Hypothetically, the different response pattern between patients treated with FMT and those with TMZ could be due to the different mechanism of action between the two alkylating agents. FTM, unlike TMZ, a known mono-functional DNA methylating agent, is a mono-functional/bi-functional agent containing a chloroethylating group11, acting through a mechanism largely based on DNA interstrand cross-linking .

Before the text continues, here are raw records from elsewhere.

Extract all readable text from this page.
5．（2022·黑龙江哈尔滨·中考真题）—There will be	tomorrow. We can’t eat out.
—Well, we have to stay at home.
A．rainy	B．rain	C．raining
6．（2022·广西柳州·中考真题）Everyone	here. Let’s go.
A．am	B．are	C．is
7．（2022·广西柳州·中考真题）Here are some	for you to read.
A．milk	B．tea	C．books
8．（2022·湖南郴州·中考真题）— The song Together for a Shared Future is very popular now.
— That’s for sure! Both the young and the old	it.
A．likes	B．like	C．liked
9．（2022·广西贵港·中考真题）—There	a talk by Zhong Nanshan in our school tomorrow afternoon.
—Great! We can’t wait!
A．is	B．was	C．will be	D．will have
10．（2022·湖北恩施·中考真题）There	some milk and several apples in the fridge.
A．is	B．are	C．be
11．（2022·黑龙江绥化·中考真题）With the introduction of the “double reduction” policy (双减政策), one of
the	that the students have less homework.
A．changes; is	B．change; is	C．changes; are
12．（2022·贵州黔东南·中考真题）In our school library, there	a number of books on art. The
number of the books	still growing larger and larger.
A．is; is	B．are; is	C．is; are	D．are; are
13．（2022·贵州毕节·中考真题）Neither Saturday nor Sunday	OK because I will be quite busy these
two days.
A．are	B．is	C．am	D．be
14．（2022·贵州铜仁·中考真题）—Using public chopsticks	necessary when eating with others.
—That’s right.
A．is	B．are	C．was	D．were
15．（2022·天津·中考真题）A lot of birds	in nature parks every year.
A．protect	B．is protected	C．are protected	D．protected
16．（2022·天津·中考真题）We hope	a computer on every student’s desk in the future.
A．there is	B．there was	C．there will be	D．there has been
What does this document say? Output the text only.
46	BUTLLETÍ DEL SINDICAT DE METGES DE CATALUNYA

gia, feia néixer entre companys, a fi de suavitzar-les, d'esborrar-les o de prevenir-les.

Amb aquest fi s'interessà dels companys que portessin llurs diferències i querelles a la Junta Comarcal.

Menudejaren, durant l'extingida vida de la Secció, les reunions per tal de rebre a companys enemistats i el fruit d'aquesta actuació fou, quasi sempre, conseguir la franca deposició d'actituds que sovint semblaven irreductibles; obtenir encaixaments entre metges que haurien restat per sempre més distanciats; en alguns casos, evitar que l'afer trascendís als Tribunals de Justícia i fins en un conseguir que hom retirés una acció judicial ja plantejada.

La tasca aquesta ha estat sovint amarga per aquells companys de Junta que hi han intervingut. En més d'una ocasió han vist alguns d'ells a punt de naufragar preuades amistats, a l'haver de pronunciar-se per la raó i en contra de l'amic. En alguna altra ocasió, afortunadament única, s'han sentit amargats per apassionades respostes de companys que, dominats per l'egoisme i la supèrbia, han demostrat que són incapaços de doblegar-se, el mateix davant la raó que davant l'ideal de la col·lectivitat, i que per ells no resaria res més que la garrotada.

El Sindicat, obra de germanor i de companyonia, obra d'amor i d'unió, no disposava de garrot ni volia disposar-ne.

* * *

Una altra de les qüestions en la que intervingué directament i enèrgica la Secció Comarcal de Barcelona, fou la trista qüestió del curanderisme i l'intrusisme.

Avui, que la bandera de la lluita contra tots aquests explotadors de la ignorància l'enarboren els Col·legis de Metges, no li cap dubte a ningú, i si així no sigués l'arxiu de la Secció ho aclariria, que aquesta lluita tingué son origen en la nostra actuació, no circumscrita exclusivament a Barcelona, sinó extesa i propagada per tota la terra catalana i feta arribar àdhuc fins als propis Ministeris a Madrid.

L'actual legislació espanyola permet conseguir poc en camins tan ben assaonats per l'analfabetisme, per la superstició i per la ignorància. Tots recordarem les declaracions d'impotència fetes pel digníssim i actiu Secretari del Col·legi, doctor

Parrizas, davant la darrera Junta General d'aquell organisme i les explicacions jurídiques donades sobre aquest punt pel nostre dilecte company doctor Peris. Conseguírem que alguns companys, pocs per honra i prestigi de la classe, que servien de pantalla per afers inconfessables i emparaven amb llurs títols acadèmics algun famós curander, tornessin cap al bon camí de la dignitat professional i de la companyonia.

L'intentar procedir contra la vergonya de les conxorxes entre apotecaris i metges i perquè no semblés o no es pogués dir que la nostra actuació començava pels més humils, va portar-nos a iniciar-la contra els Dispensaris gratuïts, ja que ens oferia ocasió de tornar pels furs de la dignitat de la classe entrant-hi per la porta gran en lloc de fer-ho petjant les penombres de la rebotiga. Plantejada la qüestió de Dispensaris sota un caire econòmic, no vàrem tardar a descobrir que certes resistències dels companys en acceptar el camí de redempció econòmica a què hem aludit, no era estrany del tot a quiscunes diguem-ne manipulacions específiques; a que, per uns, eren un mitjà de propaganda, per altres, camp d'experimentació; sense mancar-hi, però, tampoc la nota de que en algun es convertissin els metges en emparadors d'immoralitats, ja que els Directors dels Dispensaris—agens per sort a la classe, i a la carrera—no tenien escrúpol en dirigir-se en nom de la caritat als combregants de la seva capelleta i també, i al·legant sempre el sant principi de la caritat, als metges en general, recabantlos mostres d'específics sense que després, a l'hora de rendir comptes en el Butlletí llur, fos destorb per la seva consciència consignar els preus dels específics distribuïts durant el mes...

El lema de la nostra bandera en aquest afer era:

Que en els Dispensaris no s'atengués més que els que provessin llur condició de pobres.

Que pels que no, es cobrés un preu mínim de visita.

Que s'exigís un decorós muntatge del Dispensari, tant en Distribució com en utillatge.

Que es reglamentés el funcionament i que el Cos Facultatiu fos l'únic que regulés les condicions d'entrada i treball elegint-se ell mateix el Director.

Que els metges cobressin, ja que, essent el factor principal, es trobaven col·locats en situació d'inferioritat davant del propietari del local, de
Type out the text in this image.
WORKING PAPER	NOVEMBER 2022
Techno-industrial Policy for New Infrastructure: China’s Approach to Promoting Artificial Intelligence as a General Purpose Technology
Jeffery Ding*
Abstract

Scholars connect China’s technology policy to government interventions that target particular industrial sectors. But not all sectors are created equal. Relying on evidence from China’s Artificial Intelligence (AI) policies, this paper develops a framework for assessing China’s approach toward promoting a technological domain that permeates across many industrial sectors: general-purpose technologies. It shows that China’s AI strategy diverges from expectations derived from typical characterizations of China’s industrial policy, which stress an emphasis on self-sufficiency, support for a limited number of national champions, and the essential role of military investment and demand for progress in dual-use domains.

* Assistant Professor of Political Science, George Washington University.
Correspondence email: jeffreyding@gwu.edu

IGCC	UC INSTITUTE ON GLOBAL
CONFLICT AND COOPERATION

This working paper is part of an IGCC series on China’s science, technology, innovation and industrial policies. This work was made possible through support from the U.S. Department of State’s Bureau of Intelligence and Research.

The multivariable analysis investigated whether patient- (gender) or treatment- (time after radiation, number of TMZ cycles, second surgery) specific risk factors could be predictive of the FTM clinical benefit. Results of the multivariable analysis demonstrated that time after radiotherapy and second surgery are predictive of a DC in patients treated with FTM. In Figure 1 it can be appreciated how all clinical endpoints (PFS-6 m, OS-1y, RR and DC) occur at a higher rate in patients who underwent previous radiotherapy (B3), and that those with the lowest values are those in the B0 group.
In the light of these results, we could hypothesize that the conflicting data in the FTM trials could be due to the inclusion of higher risk patients. The GICNO study  also included patients who did not start adjuvant TMZ, while the Scoccianti  and Fabrini  studies included only patients who started adjuvant TMZ and where tumor recurrence was at least 3 months after the end of radiotherapy.
Recently the EORTC Brain Tumour Group analysed retrospectively data from 300 patients with recurrent GBM, from phase I or II trials, to evaluate patient’s age, sex, World Health Organisation (WHO) performance status (PS), presence of neurological deficits, disease history, use of steroids or anti-epileptics and disease characteristics to predict PFS and OS. This study confirms performance status but not age as a major prognostic factor for PFS and OS in recurrent GBM patients initially treated by chemoradiation with temozolomide . Future prospective studies could confirm if these independent positive risk factors noticed in the EORTC trial and those of our study, could be find also in patients treated with other chemotherapy agents both for naïve and recurrent GBM patients.
Our study is biased in that the analysis was carried out retrospectively, and that the MGMT status data for the patients experiencing tumor recurrence is missing; however, we know that the methylation status of the promoter is prognostic at the time of diagnosis , but does not seem to be predictive of outcome at recurrence of GBM .
FTM is confirmed as a valuable therapeutic option for patients with recurrent GBM (PFS-6 m = 33.1%), and is active in all study patient groups (B0, B1, B2, B3). In our study population gender and number of TMZ cycles are not predictive of disease control, while time after the end of radiotherapy and second surgery are independent treatment-related risk factors. These data could be useful to plan prospective and randomized studies to better define the role of chemotherapy in the combination treatment strategy of an heterogeneous cancer, like GBM.